Delius or Elgar? Britten or Tippett? Which side of the great divide do you stand?


norman lebrecht

January 14, 2014

My review of a new Delius release as Album of the Week on prompted a broader reflecion on the English tendency to throw up unequal pairs of composers. Few imagine the names above to be of comparable genius. Yet a substantial number of listeners and scholars will always take the minority view. Where do you stand? Read on here.



Frederick-Delius-007  orelgar


photo (c) Lebrecht Music&Arts


  • Tim Benjamin says:

    Birtwistle or Maxwell-Davies?

  • Colin Reed says:

    Noel Coward or Andrew Lloyd Webber?

  • Roger M says:

    Tavener or Rutter?

  • Paul Pellay says:

    Divide? What divide? There is none as far as I’m concerned.

  • David Boxwell says:

    Tippett was never as “twee” as Britten could be, but Britten was never as cringingly “trendy” as Tippett could be. No matter, I love them both and couldn’t do without either.

  • Tom Foley says:

    It’s folly to make direct comparisons of musicians on a “greater than” basis. Changing times and changing tastes may trump every musical judgement we make. There are no absolutes in artistic taste. Say, whatever happened to Josquin des prez anyway?

  • Brian says:

    Elgar over Delius. I’m sorry, but to me an awful lot of Delius sounds like Ketelby in fancy dress. Not all of him, not the Mass of Life certainly.

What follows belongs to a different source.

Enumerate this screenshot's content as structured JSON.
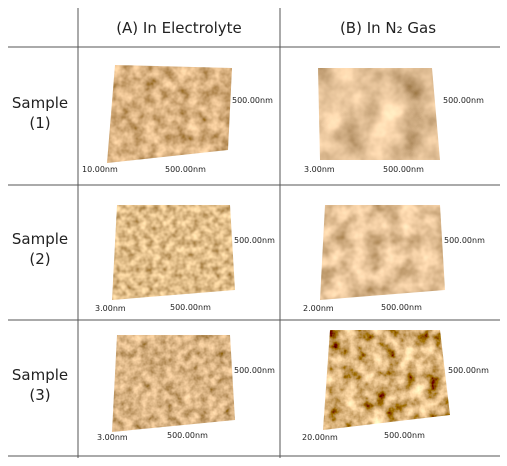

    So much of Tippett is wonderful, e.g. Midsummer Marriage but oh Lordy, those awful libretti. King Priam is the best if the lot.

    Not that fake rivalries between composers really mean much of anything.

  • Marc says:

    Lennon or McCartney?

  • m2n2k says:

    My answers, for whatever they are worth, would be: Elgar and Britten.

  • Halldor says:

    Bit silly, this. Holst died the same year as Elgar & Delius; why not throw him into the mix too? Reminds me of those pre-war music textbooks that grouped Bruckner & Mahler as if they too were merely two sides of the same coin.

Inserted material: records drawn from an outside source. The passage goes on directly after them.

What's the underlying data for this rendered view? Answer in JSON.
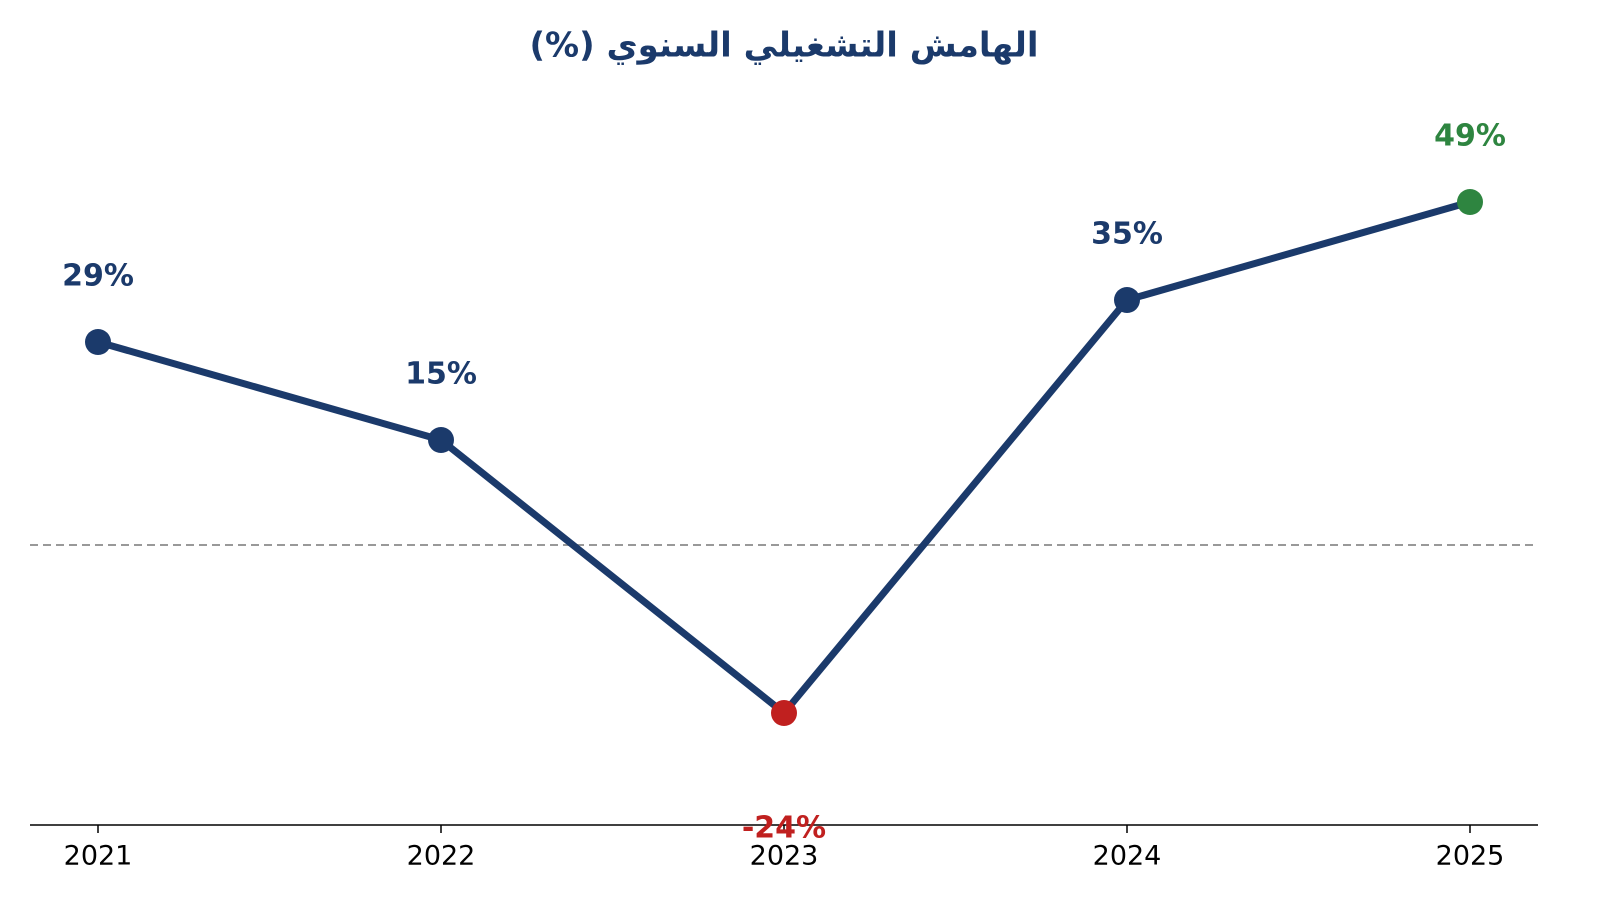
{
  "chart_data": {
    "type": "line",
    "title": "الهامش التشغيلي السنوي (%)",
    "categories": [
      "2021",
      "2022",
      "2023",
      "2024",
      "2025"
    ],
    "series": [
      {
        "color": "#1b3a6b",
        "values": [
          29,
          15,
          -24,
          35,
          49
        ],
        "value_labels": [
          "29%",
          "15%",
          "-24%",
          "35%",
          "49%"
        ],
        "point_colors": [
          "#1b3a6b",
          "#1b3a6b",
          "#c0201f",
          "#1b3a6b",
          "#2e8540"
        ]
      }
    ],
    "ylim": [
      -40,
      64
    ],
    "reference_line": 0
  }
}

    But Delius and Tippett are both going through unfashionable phases. Both will be back. I always enjoy the way that Delius is sneered at (by the sort of people who sneer at these sort of things) as a parochial English pastoralist – when he was English only by accident of birth, wrote his most ambitious works in German, set Nietzsche to music, lived in France and had his closest musical friendships with a Norwegian and an Aussie. He was so defiantly un-cosy that he died of syphilis.

    He’s the most genuinely cosmopolitan major composer ever to come out of the UK: you just need an open ear. Recently tuned in mid-broadcast on R3 to a piece which – after 5 mins’ listening – I was convinced was Delius. Turned out to be Schoenberg (Pelleas & Melisande). So think on, as they say in Bradford.

  • robcat2075 says:

    I wouldn’t wish to banish any of them.

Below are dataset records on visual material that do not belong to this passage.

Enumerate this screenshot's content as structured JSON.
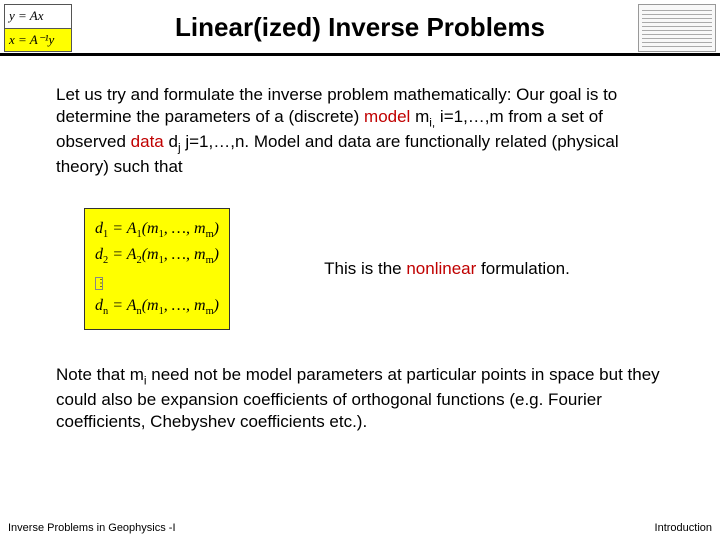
{
  "header": {
    "title": "Linear(ized) Inverse Problems",
    "logo_left": {
      "row1": "y = Ax",
      "row2": "x = A⁻¹y"
    },
    "logo_right": {
      "bars": 10,
      "bar_color": "#aaa"
    }
  },
  "body": {
    "p1_a": "Let us try and formulate the inverse problem mathematically: Our goal is to determine the parameters of a  (discrete) ",
    "p1_model": "model",
    "p1_b": " m",
    "p1_c": " i=1,…,m from a set of observed ",
    "p1_data": "data",
    "p1_d": " d",
    "p1_e": " j=1,…,n. Model and data are functionally related (physical theory) such that",
    "sub_i": "i,",
    "sub_j": "j",
    "eqns": {
      "l1_a": "d",
      "l1_s1": "1",
      "l1_b": " = A",
      "l1_s2": "1",
      "l1_c": "(m",
      "l1_s3": "1",
      "l1_d": ", …, m",
      "l1_s4": "m",
      "l1_e": ")",
      "l2_a": "d",
      "l2_s1": "2",
      "l2_b": " = A",
      "l2_s2": "2",
      "l2_c": "(m",
      "l2_s3": "1",
      "l2_d": ", …, m",
      "l2_s4": "m",
      "l2_e": ")",
      "vdots": "⋮",
      "l3_a": "d",
      "l3_s1": "n",
      "l3_b": " = A",
      "l3_s2": "n",
      "l3_c": "(m",
      "l3_s3": "1",
      "l3_d": ", …, m",
      "l3_s4": "m",
      "l3_e": ")"
    },
    "caption_a": "This is the ",
    "caption_b": "nonlinear",
    "caption_c": " formulation.",
    "p2_a": "Note that m",
    "p2_b": " need not be model parameters at particular points in space but they could also be expansion coefficients of orthogonal functions (e.g. Fourier coefficients, Chebyshev coefficients etc.).",
    "p2_sub": "i"
  },
  "footer": {
    "left": "Inverse Problems in Geophysics -I",
    "right": "Introduction"
  },
  "style": {
    "accent": "#c00000",
    "highlight": "#ffff00",
    "title_fontsize": 26,
    "body_fontsize": 17,
    "footer_fontsize": 11,
    "slide_w": 720,
    "slide_h": 540
  }
}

  • Rev. O. Lution Willcum says:

    Adam Carse “Orchestration”, Debussy and…Holst? There’s a Divide for you

  • Michael Antrobus says:

    Silly comparison really. They are all good in their own right!!!! It’s a matter of individual taste. (I avoid Bizet!)

  • Yossi Peles says:

    Personally, I prefer Delius; as a matter of fact, I’m a Delius fan and his music is as dear to me as Wagner’s and Scriabin’s (among some others). But objectively speaking, Elgar is the better musician, or rather the better ‘technician’ and in a few works (the cello concerto, for example, or the Enigma variations) he even touches that realm of poetry and inspiration of which Delius is a native inhabitant. As for Britten and Tippett, they are both wonderful, the former being, I think, the more immediately attractive. On the whole one should avoid quality comparisons of works of art; they may be used only for instructive, pedagogic, purposes.